Tachibana nods. Tachibana says, ‘In the last three or four years, yes. Older people particularly, they come out here from Tokyo to scavenge and they get lost in the woods. They have never been out here before. In the summer, some simply collapse of exhaustion. Others, in the winter, lose their way and freeze in the night…’

‘But these two weren’t old,’ says Ishida. ‘You often get young women walking in your woods, dropping down dead, do you?’

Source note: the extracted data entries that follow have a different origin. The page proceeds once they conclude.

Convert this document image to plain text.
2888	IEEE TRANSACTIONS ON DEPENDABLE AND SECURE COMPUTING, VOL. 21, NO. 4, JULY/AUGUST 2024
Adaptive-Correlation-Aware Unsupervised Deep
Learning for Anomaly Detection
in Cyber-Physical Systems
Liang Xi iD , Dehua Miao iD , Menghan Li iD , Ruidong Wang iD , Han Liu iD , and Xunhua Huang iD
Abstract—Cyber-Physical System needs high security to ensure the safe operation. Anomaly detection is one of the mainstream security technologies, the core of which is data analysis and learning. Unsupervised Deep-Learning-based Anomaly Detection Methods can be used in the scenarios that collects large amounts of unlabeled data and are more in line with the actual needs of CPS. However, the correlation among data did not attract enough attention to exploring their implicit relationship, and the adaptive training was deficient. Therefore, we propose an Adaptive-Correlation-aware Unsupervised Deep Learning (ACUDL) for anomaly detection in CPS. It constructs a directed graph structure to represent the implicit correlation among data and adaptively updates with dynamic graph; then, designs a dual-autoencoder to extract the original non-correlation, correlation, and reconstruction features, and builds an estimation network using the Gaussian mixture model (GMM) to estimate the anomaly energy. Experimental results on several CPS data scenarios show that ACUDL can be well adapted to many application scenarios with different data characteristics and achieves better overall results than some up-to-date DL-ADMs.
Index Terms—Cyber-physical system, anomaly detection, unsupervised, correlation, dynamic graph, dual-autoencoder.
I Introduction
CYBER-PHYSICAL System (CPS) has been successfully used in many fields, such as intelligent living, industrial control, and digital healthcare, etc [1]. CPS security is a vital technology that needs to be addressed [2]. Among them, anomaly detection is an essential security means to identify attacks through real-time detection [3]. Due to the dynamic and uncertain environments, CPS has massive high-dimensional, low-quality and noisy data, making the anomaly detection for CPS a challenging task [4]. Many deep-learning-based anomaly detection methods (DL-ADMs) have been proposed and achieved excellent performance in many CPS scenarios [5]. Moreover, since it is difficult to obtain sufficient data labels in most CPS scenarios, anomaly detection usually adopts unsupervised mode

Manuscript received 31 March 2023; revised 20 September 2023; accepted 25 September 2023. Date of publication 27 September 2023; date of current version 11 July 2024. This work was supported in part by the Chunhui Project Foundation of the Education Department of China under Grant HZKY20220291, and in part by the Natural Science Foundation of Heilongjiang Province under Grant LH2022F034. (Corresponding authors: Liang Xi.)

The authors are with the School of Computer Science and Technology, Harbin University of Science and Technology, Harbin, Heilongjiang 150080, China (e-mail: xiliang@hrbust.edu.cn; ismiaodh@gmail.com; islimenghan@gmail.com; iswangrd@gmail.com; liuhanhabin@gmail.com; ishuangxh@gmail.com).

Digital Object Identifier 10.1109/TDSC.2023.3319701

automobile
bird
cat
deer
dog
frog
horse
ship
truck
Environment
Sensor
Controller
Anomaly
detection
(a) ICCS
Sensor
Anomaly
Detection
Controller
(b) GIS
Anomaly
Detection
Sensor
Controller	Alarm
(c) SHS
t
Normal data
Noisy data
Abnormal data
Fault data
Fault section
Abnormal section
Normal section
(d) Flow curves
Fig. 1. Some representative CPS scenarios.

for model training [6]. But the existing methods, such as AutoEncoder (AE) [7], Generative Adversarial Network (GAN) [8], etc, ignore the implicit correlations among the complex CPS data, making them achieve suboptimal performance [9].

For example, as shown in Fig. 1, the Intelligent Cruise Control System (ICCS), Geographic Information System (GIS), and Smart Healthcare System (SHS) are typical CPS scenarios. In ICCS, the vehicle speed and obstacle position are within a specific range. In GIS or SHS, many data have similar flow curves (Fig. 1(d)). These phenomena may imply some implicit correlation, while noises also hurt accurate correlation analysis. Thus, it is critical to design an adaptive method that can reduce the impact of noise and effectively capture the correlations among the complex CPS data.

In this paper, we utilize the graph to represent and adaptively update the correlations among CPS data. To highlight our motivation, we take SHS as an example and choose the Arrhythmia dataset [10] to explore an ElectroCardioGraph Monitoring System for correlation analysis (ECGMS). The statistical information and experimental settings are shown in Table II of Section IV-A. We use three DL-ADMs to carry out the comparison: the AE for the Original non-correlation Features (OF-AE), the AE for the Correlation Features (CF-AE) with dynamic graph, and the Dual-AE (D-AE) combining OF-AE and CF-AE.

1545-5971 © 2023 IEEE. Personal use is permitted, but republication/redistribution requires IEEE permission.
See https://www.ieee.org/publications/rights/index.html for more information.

‘They were younger, yes,’ says Tachibana. ‘But we do get younger ones, but for different reasons. Only two days ago, for example, in some other woods, we found the body of a twenty-three or twenty-five-year-old woman. Dead about one month and animals had been there but we know it wasn’t murder. It was suicide.’

‘How do you know?’ asks Ishida. ‘If animals…’

‘Well, this one had at least left us a suicide note.’

‘What did it say?’ I ask. ‘This suicide note?’

‘That she had lost all her relatives during the war. That she was completely alone. That she saw no point in living any more –

‘She was from Tokyo too,’ he says. ‘Mitaka.’